Et c’est deuxièmement, le moyen de prendre en compte un mode de gouvernement qui se construit son action par la satisfaction des besoins. La prise en compte politique des besoins nécessite la démocratie, c’est à dire la capacité pour les gens de dire ce dont ils ont besoin et de structures de base dans lesquelles ils peuvent le dire. C’est pourquoi la démocratie n’est pas, comme je l’ai entendu dire dans ma jeunesse, une sorte de concession qu’on ferait à la bourgeoisie pour ne pas lui être trop désagréable. C’est au contraire la condition même de l’accomplissement du collectivisme. Pas de collectivisme possible sans démocratie c’est à dire sans égalité du droit de chacun pour dire ce qui est bon pour tous . Les suprémacistes, eux, veulent l’inverse : ceux qui dominent décident de ce qui est bon et de ce qui ne l’est pas. Quant à nous, nous avons besoin de tout le monde pour savoir ce qui est bon et ce qui ne l’est pas.

Car la société que nous allons faire naître nécessite aussi une relecture de la manière avec laquelle tous nos besoins sont accomplis. Chez les êtres humains, tout est « artificiel ». Nous avons des besoins en tant qu’espèce, nous avons besoin de dormir, nous avons besoin de nous reproduire, nous avons besoin de nous nourrir.
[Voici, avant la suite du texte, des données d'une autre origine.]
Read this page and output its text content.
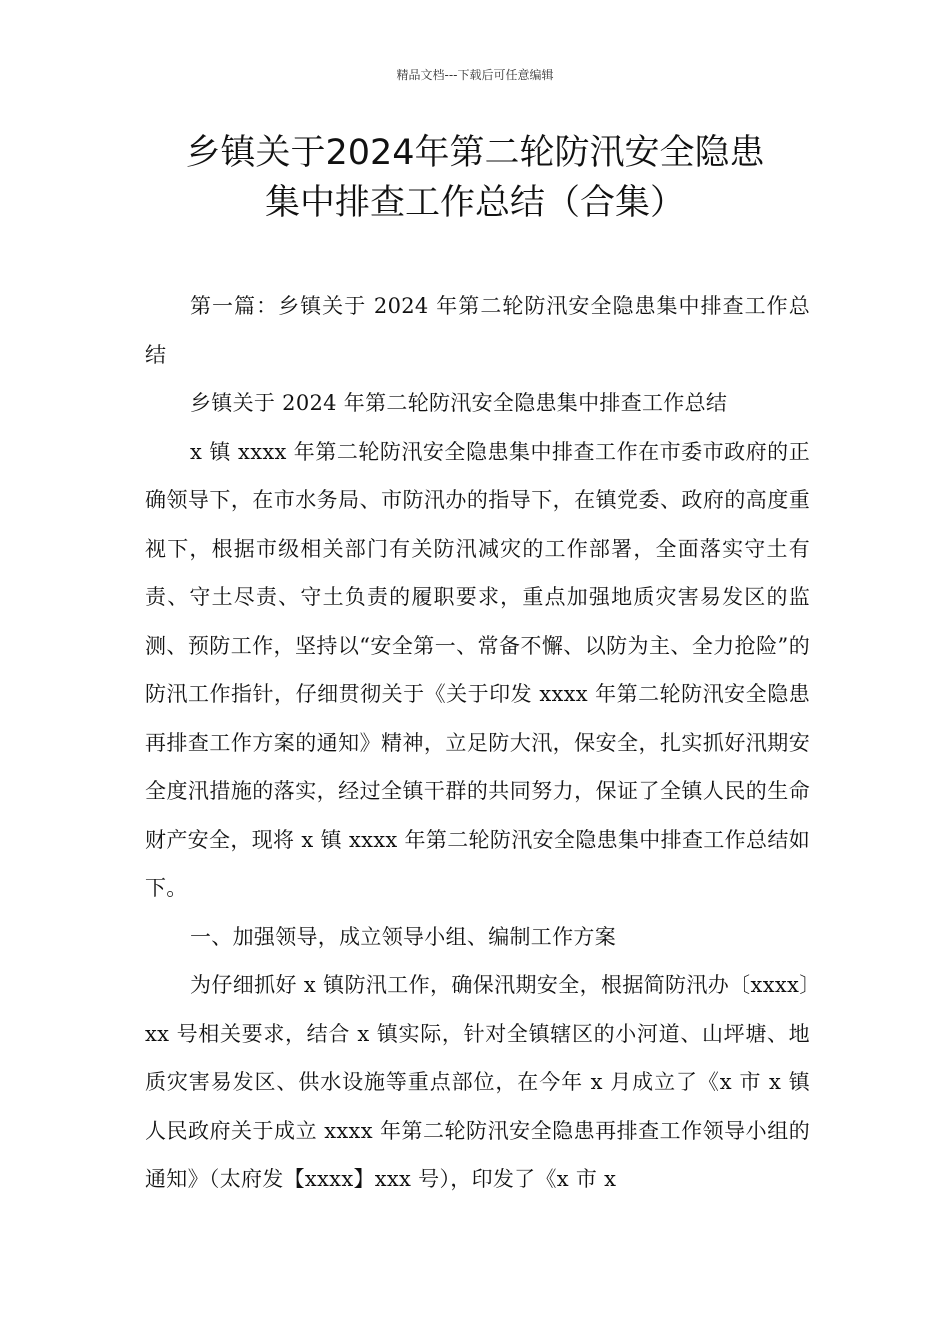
精品文档---下载后可任意编辑
乡镇关于2024年第二轮防汛安全隐患
集中排查工作总结（合集）

第一篇：乡镇关于 2024 年第二轮防汛安全隐患集中排查工作总结

乡镇关于 2024 年第二轮防汛安全隐患集中排查工作总结

x 镇 xxxx 年第二轮防汛安全隐患集中排查工作在市委市政府的正确领导下，在市水务局、市防汛办的指导下，在镇党委、政府的高度重视下，根据市级相关部门有关防汛减灾的工作部署，全面落实守土有责、守土尽责、守土负责的履职要求，重点加强地质灾害易发区的监测、预防工作，坚持以“安全第一、常备不懈、以防为主、全力抢险”的防汛工作指针，仔细贯彻关于《关于印发 xxxx 年第二轮防汛安全隐患再排查工作方案的通知》精神，立足防大汛，保安全，扎实抓好汛期安全度汛措施的落实，经过全镇干群的共同努力，保证了全镇人民的生命财产安全，现将 x 镇 xxxx 年第二轮防汛安全隐患集中排查工作总结如下。

一、加强领导，成立领导小组、编制工作方案

为仔细抓好 x 镇防汛工作，确保汛期安全，根据简防汛办〔xxxx〕xx 号相关要求，结合 x 镇实际，针对全镇辖区的小河道、山坪塘、地质灾害易发区、供水设施等重点部位，在今年 x 月成立了《x 市 x 镇人民政府关于成立 xxxx 年第二轮防汛安全隐患再排查工作领导小组的通知》（太府发【xxxx】xxx 号），印发了《x 市 x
Mais la manière de le faire dépend de modes, de rites, de perceptions culturelles. Nous sommes des êtres socio-culturels. Dès lors, si nous voulons changer la société, nous devrons changer aussi de fond en comble nos modes de consommation. Et ceci n’est pas possible par la force. Il est nécessaire de le faire par consentement de l’ensemble de la société, donc par une élévation du niveau de conscience de la société, donc par une élévation de son niveau de savoir. Ce qui exclut que ces savoirs deviennent des marchandises. Sinon seuls y accéderaient ceux qui auraient les moyens de se les procurer.

Voilà quelles sont les tâches immenses. Repenser notre époque, repenser les raisons pour lesquelles le mode d’accumulation conduit au déferlement du racisme, de l’islamophobie, du sexisme non comme des conséquences imprévues, mais comme un plan méthodiquement appliqué pour faire continuer le pouvoir des dominants. Et deuxièmement, être capable de penser une autre forme de société où la socialisation de la vie humaine serait une réelle production collective consciente c’est-à-dire démocratique, en permettant de penser une autre façon d’accéder à la réalité.

Ce sont des tâches évidemment extraordinairement ambitieuses. J’’en suis conscient, mais je pense que c’est une des vérification de la nécessité du collectivisme. Nous avons de plus grandes chances de trouver une solution si nous y mettons tous que si nous, en abandonnant la gouvernance à quelques-uns.